Virginia Commonwealth University researchers have found that the protein Stat3 plays a key role in regulating mitochondria, the energy-producing machines of cells. This discovery could one day lead to the development of new treatments for heart disease to boost energy in failing heart muscle or to master the abnormal metabolism of cancer.
In the study, published online Jan. 8 in Science Express, researchers reported that Stat3, a protein previously known to control the activity of genes by acting in the cell nucleus, also plays a key role in cellular energy production.
The team examined oxygen consumption in cultured cells and hearts of mice. They discovered that when Stat 3 protein was missing, cells consumed less oxygen and produced less ATP, the key molecular form of cellular energy. The findings revealed that Stat3 is necessary for the function of the mitochondrial electron transport chain that generates ATP. Changes in energy production and expenditure are essential to maintain cellular homeostasis.
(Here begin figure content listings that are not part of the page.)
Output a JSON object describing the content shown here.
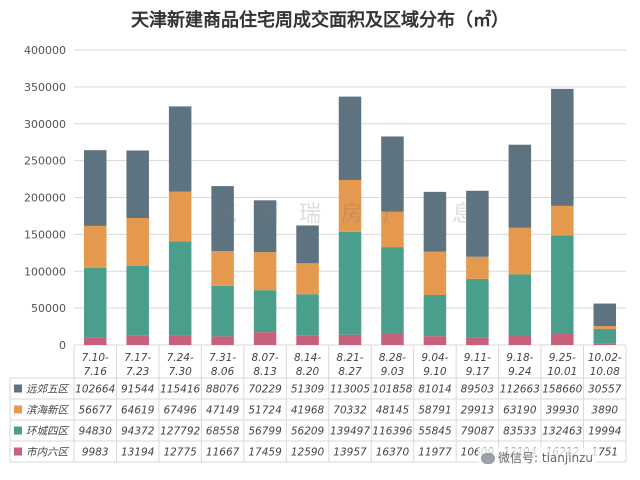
{
  "colors": {
    "远郊五区": "#5e7380",
    "滨海新区": "#e5994f",
    "环城四区": "#4a9e8c",
    "市内六区": "#c7607a"
  },
  "watermark": "克而瑞房产 息",
  "wechat_text": "微信号: tianjinzu",
  "chart_data": {
    "type": "bar",
    "stacked": true,
    "title": "天津新建商品住宅周成交面积及区域分布（㎡）",
    "xlabel": "",
    "ylabel": "",
    "ylim": [
      0,
      400000
    ],
    "yticks": [
      0,
      50000,
      100000,
      150000,
      200000,
      250000,
      300000,
      350000,
      400000
    ],
    "grid": true,
    "legend": "data-table-left",
    "categories": [
      [
        "7.10-",
        "7.16"
      ],
      [
        "7.17-",
        "7.23"
      ],
      [
        "7.24-",
        "7.30"
      ],
      [
        "7.31-",
        "8.06"
      ],
      [
        "8.07-",
        "8.13"
      ],
      [
        "8.14-",
        "8.20"
      ],
      [
        "8.21-",
        "8.27"
      ],
      [
        "8.28-",
        "9.03"
      ],
      [
        "9.04-",
        "9.10"
      ],
      [
        "9.11-",
        "9.17"
      ],
      [
        "9.18-",
        "9.24"
      ],
      [
        "9.25-",
        "10.01"
      ],
      [
        "10.02-",
        "10.08"
      ]
    ],
    "series": [
      {
        "name": "市内六区",
        "values": [
          9983,
          13194,
          12775,
          11667,
          17459,
          12590,
          13957,
          16370,
          11977,
          10609,
          12194,
          16212,
          1751
        ]
      },
      {
        "name": "环城四区",
        "values": [
          94830,
          94372,
          127792,
          68558,
          56799,
          56209,
          139497,
          116396,
          55845,
          79087,
          83533,
          132463,
          19994
        ]
      },
      {
        "name": "滨海新区",
        "values": [
          56677,
          64619,
          67496,
          47149,
          51724,
          41968,
          70332,
          48145,
          58791,
          29913,
          63190,
          39930,
          3890
        ]
      },
      {
        "name": "远郊五区",
        "values": [
          102664,
          91544,
          115416,
          88076,
          70229,
          51309,
          113005,
          101858,
          81014,
          89503,
          112663,
          158660,
          30557
        ]
      }
    ],
    "table_series_order": [
      "远郊五区",
      "滨海新区",
      "环城四区",
      "市内六区"
    ]
  }
}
“We found evidence that Stat3 is present in the mitochondria and that it serves to control the production of ATP,” said principal investigator Andrew C. Larner, M.D., Ph.D., professor of biochemistry and molecular biology in the VCU School of Medicine, and co-leader of the Immune Mechanisms research program at the VCU Massey Cancer Center.
“We have described a new pathway by which generation of ATP is regulated. This pathway could suggest new ways for Stat3 to be therapeutically manipulated to treat a variety of diseases where there are imbalances between energy generation and energy demands such as occurs in cancer and heart disease,” he said.
Next, the team will conduct studies to determine the downstream targets of Stat3 in the mitochondria and identify the physiological role of Stat3 that is localized to the mitochondria in heart disease and cancer.